Renata Nunes

RENATA NUNES escreve às sextas-feiras. renatanunes@otempo.com.br

Para um novo anjo

Publicado em: Sex, 23/01/15 - 03h00

Sim, anjos existem. Não me refiro às criaturas celestiais dos relatos bíblicos, querubins ou serafins. Porque, neste caso, cada um tem sua crença. Falo de mensageiros terrenos. Pessoas como eu ou você, munidas de uma capacidade especial: fazer o bem. Mesmo que seja por alguns instantes. Sendo assim, todo mundo pode ser ou ter sido anjo em determinado momento da vida. Normalmente, são gestos simples, pequenas gentilezas, capazes de mudar ou melhorar os dias ruins. Às vezes, são palavras de carinho. Poucas, mas significativas. Valem abraços, sorrisos ou só um olhar. Em horas difíceis, tudo funciona como um afago na alma.

Anjos podem ser amigos, parentes, alguém que você acabou de conhecer ou, até mesmo, quem nunca viu antes. Às vezes, seu anjo será apenas uma voz no telefone ou o autor de um texto que te fez refletir. Enfim, caminhos se cruzam. Muitas vezes, esses mensageiros passam, e nós nem percebemos o quanto foram realmente especiais, ou percebemos e nem mesmo retribuímos. Deveríamos.
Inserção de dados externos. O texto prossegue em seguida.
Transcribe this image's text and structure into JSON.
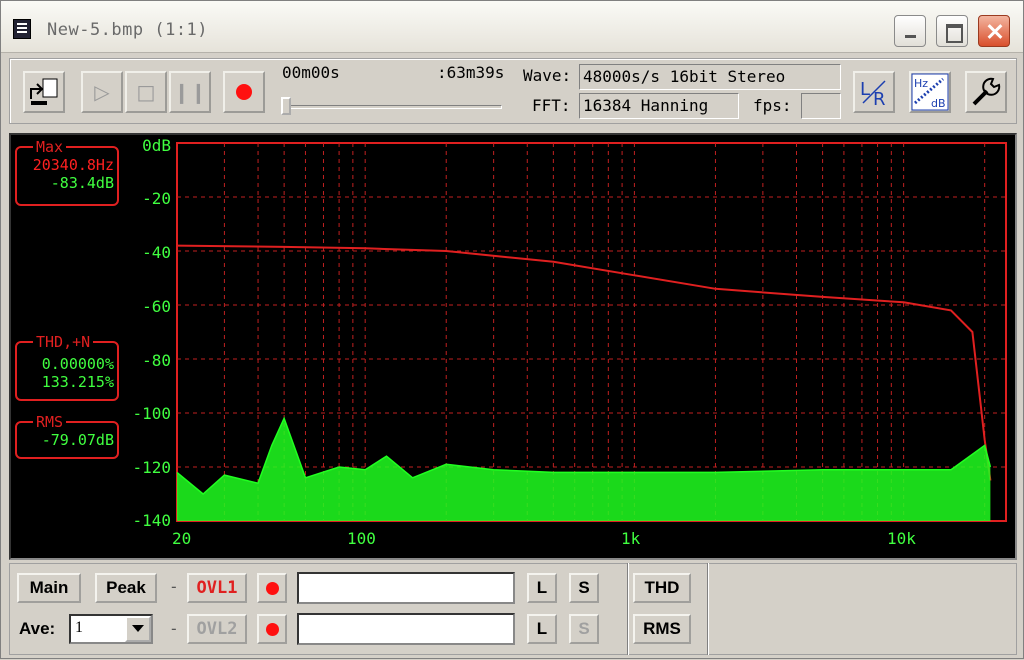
{
  "window": {
    "title": "New-5.bmp (1:1)"
  },
  "toolbar": {
    "time_start": "00m00s",
    "time_end": ":63m39s",
    "slider_position": 0.0,
    "wave_label": "Wave:",
    "wave_value": "48000s/s 16bit Stereo",
    "fft_label": "FFT:",
    "fft_value": "16384 Hanning",
    "fps_label": "fps:",
    "fps_value": "",
    "lr_label": "L R",
    "hz_label": "Hz",
    "db_label": "dB"
  },
  "readouts": {
    "max_title": "Max",
    "max_freq": "20340.8Hz",
    "max_db": "-83.4dB",
    "thd_title": "THD,+N",
    "thd_value": "0.00000%",
    "thdn_value": "133.215%",
    "rms_title": "RMS",
    "rms_value": "-79.07dB"
  },
  "graph": {
    "y_ticks": [
      "0dB",
      "-20",
      "-40",
      "-60",
      "-80",
      "-100",
      "-120",
      "-140"
    ],
    "x_ticks": [
      "20",
      "100",
      "1k",
      "10k"
    ],
    "colors": {
      "grid": "#c02020",
      "frame": "#e02020",
      "ch1": "#e02020",
      "ch2": "#20ff20",
      "labels": "#40ff40"
    }
  },
  "chart_data": {
    "type": "line",
    "x_scale": "log",
    "xlim": [
      20,
      24000
    ],
    "ylim": [
      -140,
      0
    ],
    "series": [
      {
        "x": [
          20,
          50,
          100,
          200,
          500,
          1000,
          2000,
          5000,
          10000,
          15000,
          18000,
          20000,
          21000
        ],
        "y": [
          -38,
          -38.5,
          -39,
          -40,
          -44,
          -49,
          -54,
          -57,
          -59,
          -62,
          -70,
          -110,
          -125
        ]
      },
      {
        "x": [
          20,
          25,
          30,
          40,
          45,
          50,
          60,
          80,
          100,
          120,
          150,
          200,
          300,
          500,
          1000,
          2000,
          5000,
          10000,
          15000,
          20000,
          21000
        ],
        "y": [
          -122,
          -130,
          -123,
          -126,
          -112,
          -102,
          -124,
          -120,
          -121,
          -116,
          -124,
          -119,
          -121,
          -122,
          -122,
          -122,
          -121,
          -121,
          -121,
          -112,
          -120
        ]
      }
    ]
  },
  "bottom": {
    "main_label": "Main",
    "peak_label": "Peak",
    "ovl1_label": "OVL1",
    "ovl2_label": "OVL2",
    "ave_label": "Ave:",
    "ave_value": "1",
    "l_label": "L",
    "s_label": "S",
    "thd_label": "THD",
    "rms_label": "RMS",
    "dash": "-"
  }
}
Na quarta-feria, encontrei um desses anjos. Ou melhor, ele me achou. Na verdade, não o vi. Não conheço seu rosto. Trocamos uma preciosidade: palavras. Primeiro, por meio da voz grave do outro lado da linha. Depois, pelo texto refinado enviado por e-mail, cuja delicadeza envolvia cada caractere. E, assim, um fio de delicadeza adentrou aquele fim de tarde, enchendo meu coração de afeto. Um afeto puro e despretensioso.

O anjo gosta de histórias. Leu as minhas nas últimas semanas e aconselhou-me: “Dê sempre voz ao seu coração”. Disse que assim encontrarei pérolas, incontáveis. Ressaltou que, se a emoção fala por nós, nossas riquezas guardadas fluem facilmente. Referiu-se à arte de escrever, mas avalio que a força daquelas palavras vale para a vida. Ele também falou de descobertas. De escolhas. Das boas coisas que podemos encontrar ajardinadas dentro de nós. Despediu-se com um beijo na alma. Algo raro e extremamente valoroso.
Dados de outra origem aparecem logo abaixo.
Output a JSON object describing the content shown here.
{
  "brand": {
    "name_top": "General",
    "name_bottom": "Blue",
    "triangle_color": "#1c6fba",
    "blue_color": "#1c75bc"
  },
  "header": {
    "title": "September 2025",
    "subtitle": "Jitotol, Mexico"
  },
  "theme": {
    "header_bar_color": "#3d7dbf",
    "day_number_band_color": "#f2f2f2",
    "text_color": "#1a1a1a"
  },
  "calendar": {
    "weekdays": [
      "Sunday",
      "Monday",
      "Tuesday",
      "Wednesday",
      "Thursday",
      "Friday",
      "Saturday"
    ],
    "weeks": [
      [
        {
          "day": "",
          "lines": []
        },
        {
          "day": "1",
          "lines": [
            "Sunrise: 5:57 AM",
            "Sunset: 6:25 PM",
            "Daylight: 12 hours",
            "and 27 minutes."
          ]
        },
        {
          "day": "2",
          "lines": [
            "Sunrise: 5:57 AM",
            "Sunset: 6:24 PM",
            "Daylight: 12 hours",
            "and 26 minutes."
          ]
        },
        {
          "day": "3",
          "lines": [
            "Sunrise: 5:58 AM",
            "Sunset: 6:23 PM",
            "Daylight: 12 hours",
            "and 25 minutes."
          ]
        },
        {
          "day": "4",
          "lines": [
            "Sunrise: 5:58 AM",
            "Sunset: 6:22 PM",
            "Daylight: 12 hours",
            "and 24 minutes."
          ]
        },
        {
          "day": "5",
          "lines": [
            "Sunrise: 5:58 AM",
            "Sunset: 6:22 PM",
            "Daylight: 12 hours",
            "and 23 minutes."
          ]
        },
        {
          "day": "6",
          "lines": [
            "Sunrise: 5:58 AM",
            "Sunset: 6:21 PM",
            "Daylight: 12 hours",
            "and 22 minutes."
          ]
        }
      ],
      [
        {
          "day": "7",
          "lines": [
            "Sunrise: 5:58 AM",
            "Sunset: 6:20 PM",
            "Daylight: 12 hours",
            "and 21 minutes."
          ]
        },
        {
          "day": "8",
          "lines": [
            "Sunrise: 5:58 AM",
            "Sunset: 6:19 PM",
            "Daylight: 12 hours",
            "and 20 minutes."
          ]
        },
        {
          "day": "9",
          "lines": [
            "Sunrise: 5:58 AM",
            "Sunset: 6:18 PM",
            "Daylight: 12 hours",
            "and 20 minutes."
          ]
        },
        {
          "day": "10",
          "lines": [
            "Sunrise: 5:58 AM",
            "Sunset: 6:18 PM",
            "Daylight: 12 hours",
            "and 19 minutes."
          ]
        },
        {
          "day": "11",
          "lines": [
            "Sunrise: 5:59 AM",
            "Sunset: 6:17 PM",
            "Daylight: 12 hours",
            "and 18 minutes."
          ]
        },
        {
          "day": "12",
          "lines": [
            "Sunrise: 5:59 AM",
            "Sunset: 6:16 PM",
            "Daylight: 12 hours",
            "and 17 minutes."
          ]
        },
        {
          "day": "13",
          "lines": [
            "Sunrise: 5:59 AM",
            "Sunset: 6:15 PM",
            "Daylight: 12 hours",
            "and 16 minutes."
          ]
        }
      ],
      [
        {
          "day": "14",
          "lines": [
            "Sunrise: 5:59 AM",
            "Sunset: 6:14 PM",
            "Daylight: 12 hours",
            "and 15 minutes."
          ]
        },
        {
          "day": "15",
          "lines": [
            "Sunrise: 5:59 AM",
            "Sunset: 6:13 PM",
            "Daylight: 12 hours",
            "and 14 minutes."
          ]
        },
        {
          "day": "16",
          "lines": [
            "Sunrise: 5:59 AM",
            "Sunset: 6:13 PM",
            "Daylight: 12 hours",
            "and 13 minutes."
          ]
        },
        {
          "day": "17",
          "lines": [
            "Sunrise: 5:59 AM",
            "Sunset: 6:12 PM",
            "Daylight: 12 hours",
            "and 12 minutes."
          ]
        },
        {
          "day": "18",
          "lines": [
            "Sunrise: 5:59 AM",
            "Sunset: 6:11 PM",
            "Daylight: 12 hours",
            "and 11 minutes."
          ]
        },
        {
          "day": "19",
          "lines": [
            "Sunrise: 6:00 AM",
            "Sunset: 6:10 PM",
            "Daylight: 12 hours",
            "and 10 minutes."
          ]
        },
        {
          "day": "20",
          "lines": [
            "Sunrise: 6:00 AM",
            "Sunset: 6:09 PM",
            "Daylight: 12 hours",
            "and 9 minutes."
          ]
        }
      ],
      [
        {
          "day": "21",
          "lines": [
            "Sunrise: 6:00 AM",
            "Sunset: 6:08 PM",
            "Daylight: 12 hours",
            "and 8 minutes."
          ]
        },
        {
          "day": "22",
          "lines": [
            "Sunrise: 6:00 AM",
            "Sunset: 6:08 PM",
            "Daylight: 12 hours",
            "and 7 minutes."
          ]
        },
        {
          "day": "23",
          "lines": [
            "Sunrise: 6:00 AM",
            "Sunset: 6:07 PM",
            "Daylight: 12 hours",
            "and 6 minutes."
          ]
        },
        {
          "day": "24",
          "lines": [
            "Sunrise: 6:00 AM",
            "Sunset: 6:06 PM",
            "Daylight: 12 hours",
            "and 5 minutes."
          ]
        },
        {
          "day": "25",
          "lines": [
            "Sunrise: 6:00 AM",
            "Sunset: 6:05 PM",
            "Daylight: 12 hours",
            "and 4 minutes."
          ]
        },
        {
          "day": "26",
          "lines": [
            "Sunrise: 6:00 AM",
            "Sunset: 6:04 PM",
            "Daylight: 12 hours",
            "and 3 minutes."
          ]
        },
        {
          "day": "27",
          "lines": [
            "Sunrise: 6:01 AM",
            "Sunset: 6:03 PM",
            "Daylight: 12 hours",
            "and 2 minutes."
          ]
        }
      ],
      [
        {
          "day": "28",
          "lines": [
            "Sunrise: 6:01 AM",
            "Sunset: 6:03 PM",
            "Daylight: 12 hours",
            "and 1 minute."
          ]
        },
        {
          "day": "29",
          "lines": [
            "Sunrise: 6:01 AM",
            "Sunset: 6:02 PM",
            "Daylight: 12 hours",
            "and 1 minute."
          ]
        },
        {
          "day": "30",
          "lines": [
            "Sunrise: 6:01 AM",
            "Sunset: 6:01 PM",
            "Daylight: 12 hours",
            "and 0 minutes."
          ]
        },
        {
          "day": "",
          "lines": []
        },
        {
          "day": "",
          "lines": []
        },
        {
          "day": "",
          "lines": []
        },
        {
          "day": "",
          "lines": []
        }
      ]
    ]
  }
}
Não fosse esse anjo, provavelmente, estariam lendo hoje algo sobre a gravidade crise hídrica no país. A ideia era sair em busca de personagens que sofrem com a falta de água. Mas o telefone tocou, e os planos mudaram. Era o anjo, leitor, conselheiro. Com um novo chamado, as palavras se renovaram, fluíram. Naturalmente, vindas de onde ele sugeriu: do coração.

No dia seguinte, acordei bem cedo. Com dois propósitos, ser anjo e encontrar anjos. Fui a campo. Ver gente. Era necessário focar as pequenas ações, as gentilezas, a doçura. Não sabia se ia conseguir continuar assim ao longo do dia, mas tentar já seria essencial. Saí a pé pela rua: “Nos pontos de espera, nas paradas, estão grandes histórias”, alertou-me o anjo.

E numa avenida movimentada encontrei dona Tereza. Isopor pesado nos braços. Mal conseguia carrregar. Estava cheio de garrafas de água mineral. Segundo ela, bem geladinhas.Está desempregada. A água é uma forma de ganhar algum dinheiro enquanto procura emprego. Brasileira, vira-se como pode. Até as 11h vai vender quase tudo. Com o calor de matar, a procura é grande.

A mulher de 54 anos está cansada dos serviços domésticos, quer tentar outro ramo. Discutiu com a patroa e, por isso, foi demitida. Mas precisa seguir. Viu na venda de água a atual solução para ganhar a vida. Pelo menos a comida em casa está garantida. Precisa alimentar as filhas adolescentes. São três. Tereza está com medo da crise econômica. Ouviu falar que a situação em 2015 vai piorar. Tentará nova ocupação com carteira assinada. Enquanto o fixo não vem, se vira nos bicos. Tem esperança.

A propósito, o anjo que inspirou esta crônica se chama Aluísio. Sábio senhor. Foi realmente um enorme prazer conhecê-lo. Obrigada.